Availability indicates the ability of a technology to achieve highly available operation. There is a characteristic close to availability that one should understand as well. i.e. reliability, which is a measure of the percentage uptime considering the downtime due only to faults, should also be factored in to help differentiate from planned and unplanned downtimes for instance. Key metrics e.g. % uptime
Recoverability, which is not in your list, indicates the ability to recover from an unexpected incident which affects the availability of a storage array. There is another characteristic close to recoverability that one should understand as well i.e. resiliency, which is the characteristic of being able to adapt under stress or faults in order to avoid failure either by maintaining full storage array service(s)/performance or by failing over gracefully and therefore reducing storage array service(s) or performance, should also be factored in. One way to reach higher resiliency of a service is by making it redundant e.g. N+1 power supplies. Key Metrics are usually RTO/RPO.

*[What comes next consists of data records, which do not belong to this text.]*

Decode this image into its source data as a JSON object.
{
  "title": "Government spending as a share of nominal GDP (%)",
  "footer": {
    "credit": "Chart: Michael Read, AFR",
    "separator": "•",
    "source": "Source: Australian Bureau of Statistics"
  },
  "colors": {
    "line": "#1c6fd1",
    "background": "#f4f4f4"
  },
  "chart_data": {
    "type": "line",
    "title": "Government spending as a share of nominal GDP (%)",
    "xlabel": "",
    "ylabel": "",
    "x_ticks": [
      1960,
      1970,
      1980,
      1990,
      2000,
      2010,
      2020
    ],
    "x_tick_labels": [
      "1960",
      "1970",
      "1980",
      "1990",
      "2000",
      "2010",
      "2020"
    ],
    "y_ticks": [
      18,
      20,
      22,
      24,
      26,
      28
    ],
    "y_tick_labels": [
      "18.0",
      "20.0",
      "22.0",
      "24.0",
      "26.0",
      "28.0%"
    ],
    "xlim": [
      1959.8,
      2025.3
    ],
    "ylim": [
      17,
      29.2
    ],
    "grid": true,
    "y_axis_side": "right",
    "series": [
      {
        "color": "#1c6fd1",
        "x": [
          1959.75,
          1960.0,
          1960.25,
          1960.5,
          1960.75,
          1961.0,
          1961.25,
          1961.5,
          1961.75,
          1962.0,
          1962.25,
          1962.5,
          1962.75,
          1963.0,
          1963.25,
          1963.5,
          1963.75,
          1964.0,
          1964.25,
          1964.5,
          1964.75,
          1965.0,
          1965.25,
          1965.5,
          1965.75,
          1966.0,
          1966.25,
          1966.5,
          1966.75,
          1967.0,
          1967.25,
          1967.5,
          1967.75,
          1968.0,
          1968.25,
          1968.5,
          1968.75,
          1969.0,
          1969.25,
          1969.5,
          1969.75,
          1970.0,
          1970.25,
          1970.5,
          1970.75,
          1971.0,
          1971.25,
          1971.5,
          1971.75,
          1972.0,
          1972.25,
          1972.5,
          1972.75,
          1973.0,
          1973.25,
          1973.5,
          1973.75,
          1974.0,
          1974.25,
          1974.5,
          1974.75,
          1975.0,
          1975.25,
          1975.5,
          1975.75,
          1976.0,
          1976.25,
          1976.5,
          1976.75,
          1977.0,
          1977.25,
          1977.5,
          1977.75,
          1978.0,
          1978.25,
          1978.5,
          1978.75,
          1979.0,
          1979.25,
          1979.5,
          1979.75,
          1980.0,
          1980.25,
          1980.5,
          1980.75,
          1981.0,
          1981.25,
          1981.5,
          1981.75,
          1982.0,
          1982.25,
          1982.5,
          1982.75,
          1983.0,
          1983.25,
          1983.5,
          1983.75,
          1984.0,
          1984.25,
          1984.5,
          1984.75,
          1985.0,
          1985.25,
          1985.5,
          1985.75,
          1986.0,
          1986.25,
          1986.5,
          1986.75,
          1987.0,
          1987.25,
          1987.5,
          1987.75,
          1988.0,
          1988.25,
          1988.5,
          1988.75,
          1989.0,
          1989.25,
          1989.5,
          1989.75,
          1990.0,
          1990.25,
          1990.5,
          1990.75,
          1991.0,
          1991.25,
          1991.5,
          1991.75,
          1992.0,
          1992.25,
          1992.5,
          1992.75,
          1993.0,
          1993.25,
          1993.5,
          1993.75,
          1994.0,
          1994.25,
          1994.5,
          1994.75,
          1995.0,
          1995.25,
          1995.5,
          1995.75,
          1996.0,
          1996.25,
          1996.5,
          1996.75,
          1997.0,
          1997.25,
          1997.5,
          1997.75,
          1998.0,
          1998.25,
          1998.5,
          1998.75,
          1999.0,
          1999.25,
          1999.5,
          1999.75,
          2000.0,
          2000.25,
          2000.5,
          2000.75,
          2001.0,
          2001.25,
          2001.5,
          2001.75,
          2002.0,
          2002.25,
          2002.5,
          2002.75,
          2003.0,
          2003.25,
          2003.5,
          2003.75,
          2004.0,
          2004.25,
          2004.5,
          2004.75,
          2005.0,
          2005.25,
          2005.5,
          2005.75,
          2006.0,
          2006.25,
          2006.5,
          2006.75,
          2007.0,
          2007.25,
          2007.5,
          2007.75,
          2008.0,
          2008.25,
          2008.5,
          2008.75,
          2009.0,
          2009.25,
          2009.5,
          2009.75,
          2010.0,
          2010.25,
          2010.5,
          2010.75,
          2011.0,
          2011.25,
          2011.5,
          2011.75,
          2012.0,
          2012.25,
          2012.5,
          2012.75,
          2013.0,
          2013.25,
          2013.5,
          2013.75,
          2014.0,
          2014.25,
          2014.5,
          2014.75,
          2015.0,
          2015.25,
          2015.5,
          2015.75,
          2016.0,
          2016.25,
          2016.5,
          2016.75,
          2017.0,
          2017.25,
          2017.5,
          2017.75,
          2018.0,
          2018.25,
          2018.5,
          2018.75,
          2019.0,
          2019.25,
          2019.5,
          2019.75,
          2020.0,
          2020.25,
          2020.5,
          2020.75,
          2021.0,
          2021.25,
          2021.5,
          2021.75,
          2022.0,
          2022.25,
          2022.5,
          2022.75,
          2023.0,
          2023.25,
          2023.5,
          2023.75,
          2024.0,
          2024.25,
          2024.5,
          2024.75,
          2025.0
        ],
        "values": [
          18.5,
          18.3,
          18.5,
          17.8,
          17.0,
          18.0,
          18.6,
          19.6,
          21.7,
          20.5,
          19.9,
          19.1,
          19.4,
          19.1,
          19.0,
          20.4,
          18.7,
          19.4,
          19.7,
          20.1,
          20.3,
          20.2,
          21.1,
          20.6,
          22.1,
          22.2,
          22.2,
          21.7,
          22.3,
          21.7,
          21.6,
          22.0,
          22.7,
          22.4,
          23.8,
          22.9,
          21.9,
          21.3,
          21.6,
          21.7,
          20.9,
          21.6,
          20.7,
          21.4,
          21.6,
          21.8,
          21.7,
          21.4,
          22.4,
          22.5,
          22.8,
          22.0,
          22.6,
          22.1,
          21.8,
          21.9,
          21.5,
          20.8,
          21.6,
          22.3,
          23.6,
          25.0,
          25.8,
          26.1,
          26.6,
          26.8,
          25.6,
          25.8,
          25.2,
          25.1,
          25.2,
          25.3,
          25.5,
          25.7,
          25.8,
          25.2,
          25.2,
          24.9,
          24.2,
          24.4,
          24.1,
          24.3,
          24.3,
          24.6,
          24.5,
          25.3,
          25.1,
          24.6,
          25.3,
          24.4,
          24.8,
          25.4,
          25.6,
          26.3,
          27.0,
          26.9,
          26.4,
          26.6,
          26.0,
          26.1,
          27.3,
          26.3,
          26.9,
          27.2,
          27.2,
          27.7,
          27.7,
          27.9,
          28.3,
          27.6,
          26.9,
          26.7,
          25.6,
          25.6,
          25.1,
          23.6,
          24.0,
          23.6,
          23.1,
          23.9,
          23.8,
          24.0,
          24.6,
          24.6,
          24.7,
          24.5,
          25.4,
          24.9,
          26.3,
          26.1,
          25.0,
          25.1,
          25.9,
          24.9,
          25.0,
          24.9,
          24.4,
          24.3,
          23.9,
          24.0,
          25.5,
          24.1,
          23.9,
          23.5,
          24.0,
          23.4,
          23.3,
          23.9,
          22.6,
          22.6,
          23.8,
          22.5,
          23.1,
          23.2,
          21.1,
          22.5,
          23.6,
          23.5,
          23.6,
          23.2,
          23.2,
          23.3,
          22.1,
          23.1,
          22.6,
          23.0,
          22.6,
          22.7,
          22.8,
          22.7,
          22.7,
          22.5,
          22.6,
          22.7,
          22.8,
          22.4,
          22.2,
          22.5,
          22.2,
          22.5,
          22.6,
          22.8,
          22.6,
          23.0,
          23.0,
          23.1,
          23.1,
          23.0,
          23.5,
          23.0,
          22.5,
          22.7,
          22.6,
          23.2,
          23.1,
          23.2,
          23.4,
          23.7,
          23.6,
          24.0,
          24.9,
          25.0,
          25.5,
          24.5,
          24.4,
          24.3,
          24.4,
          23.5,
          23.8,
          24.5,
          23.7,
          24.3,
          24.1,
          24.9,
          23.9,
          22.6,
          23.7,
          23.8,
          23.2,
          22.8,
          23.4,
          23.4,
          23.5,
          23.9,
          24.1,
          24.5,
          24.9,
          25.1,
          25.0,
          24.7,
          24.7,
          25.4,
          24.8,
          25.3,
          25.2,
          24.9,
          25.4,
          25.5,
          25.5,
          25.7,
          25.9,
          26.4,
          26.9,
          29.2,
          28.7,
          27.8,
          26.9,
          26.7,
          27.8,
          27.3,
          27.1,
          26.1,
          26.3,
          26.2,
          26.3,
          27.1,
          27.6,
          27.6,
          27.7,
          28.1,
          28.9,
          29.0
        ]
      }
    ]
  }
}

Thanks for the comment, honestly I was surprised someone had read it 😉
Perhaps I will circle back and go into more detail on some of those items, but so many of those aspects are very specific to a particular storage offering. In many cases documentation alone is not even adequate to create a valid design for all use cases; you really have to test and test and test until you actually know how a specific product works. Unlike the old legacy storage systems the test/design that works for one may not work for another as truly software oriented storage has a lot more variability. An EMC VNX and a NetApp FAS have far more in common from designing for availability/resiliency/recoverability than does VSAN and ScaleIO (as an example), so you can leverage slightly modified implementation designs to achieve the same outcome on those legacy platforms.
I agree I am oversimplifying, but its because I wanted to get to the performance assessment part. Perhaps in the future I can write up how I would do it, in the hypothetical, for 2 of the “new architecture” offerings (e.g. VSAN or ScaleIO)…of course the challenge there is that my design may be driven by knowledge based on NDA info.